Olam Agri and IDH Expand Partnership to Improve Livelihoods and Climate-Smart Practices in Food and Agriculture

Olam Agri and IDH are expanding their collaboration to develop and implement projects that improve livelihoods and advance climate-smart agricultural practices across food and feed value chains. The collaboration is formalised through a new Memorandum of Understanding (MoU).

The partnership builds on the strong working relationship between Olam Agri and IDH in West Africa by combining Olam Agri’s global sourcing reach, market access and operational expertise with IDH’s experience in building multi-stakeholder partnerships and data platforms.

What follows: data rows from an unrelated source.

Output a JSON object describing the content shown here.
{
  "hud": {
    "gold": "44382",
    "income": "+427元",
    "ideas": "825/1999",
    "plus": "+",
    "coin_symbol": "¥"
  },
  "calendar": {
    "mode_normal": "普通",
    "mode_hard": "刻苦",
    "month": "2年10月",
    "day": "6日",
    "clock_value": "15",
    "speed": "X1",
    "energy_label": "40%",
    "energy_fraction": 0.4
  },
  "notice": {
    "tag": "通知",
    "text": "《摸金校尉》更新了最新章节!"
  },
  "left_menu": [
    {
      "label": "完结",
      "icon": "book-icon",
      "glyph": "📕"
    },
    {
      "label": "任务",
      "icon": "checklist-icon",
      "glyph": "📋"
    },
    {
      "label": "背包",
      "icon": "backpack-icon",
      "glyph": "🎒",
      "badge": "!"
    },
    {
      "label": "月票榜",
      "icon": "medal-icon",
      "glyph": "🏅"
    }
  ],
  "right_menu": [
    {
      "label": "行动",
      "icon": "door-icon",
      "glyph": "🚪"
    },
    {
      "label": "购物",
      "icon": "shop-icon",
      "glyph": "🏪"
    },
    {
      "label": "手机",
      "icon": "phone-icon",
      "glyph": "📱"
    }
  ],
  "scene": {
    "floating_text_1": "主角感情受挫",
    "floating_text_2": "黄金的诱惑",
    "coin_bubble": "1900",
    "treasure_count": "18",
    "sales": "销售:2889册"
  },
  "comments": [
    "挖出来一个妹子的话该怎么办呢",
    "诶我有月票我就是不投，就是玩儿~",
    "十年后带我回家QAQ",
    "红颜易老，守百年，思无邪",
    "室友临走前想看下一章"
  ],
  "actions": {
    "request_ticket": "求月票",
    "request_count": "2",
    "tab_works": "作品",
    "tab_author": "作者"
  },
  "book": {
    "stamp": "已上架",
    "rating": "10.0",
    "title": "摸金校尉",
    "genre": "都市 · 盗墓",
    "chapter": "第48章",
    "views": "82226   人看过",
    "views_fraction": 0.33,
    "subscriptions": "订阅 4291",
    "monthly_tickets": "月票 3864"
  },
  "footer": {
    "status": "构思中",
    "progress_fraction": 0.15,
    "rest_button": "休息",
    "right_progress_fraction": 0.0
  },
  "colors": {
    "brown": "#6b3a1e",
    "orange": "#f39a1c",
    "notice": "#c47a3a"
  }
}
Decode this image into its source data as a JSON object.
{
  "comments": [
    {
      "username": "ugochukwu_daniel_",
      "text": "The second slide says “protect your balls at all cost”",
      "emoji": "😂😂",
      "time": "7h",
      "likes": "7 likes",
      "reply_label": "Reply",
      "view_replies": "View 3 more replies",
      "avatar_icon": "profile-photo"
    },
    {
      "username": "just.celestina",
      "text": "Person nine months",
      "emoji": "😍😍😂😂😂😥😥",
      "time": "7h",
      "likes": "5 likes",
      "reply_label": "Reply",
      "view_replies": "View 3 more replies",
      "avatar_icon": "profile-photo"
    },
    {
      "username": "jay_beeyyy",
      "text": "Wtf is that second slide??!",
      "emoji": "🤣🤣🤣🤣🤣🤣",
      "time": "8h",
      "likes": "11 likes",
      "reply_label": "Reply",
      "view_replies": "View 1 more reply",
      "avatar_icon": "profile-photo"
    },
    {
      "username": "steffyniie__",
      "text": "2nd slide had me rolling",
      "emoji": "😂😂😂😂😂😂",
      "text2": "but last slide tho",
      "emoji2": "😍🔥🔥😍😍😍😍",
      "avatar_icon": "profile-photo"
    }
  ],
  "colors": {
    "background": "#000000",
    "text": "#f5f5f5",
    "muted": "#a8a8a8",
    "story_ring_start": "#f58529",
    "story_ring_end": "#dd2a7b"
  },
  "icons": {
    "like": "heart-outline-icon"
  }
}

A new initiative will be launched in Ghana through IDH’s Women in Sourcing and Enterprise (WISE) programme to support small and medium-sized enterprises within sustainable value chains. It will focus on strengthening local capacity for drought-resilient wheat varieties, improving access to market opportunities, and empowering women bakers and creating opportunities for them as part of the drive towards more inclusive value chains.

The initiative in Ghana builds on the existing partnership in Nigeria, where Olam Agri and IDH are working together to support approximately 5,000 soy farmers in Kwara State, helping to strengthen agricultural practices, improve market linkages and create pathways towards more resilient and commercially viable farming systems.

Under the collaboration, Olam Agri and IDH will further scale, develop and implement country-specific plans to empower farmers, workers, cooperatives, local enterprises, and communities across the value chains, thereby enhancing market access for the beneficiaries. Potential areas of cooperation include farmer training, women and youth entrepreneurship, guaranteed offtake arrangements subject to quality and market conditions, local processing and market development, landscape governance, ecosystem restoration and value chain infrastructure.

Olam Agri and IDH will further strengthen their collaboration by exploring food and feed project opportunities in countries beyond Nigeria and Ghana, focused on five interconnected areas:

  • Using market leverage for equitable rewards: supporting fair procurement, market access and practical assistance to help producers transition towards regenerative and climate-smart agricultural practices.
  • Building climate-resilient sourcing landscapes: working with local partners to strengthen sustainable production systems, environmental resilience and inclusive growth, particularly for women and smallholder farmers.
  • Promoting deforestation-free value chains: supporting efforts to eliminate deforestation and land conversion from high-risk commodity value chains.
  • Catalysing local food systems and sourcing: strengthening local processing, SMEs, cooperatives and market linkages to support food security, job creation and greater value addition.
  • Using data and convening for scale: sharing relevant insights, tools and methodologies to support learning, outcome measurement and collective action across agricultural value chains.

Our collaboration in Nigeria and Ghana shows that meaningful progress happens when farmers, businesses, communities and institutions work together around shared goals. This MoU provides a platform to build on that progress, combining market access and operational expertise with strong local partnerships to support more resilient, inclusive and climate-smart agricultural value chains.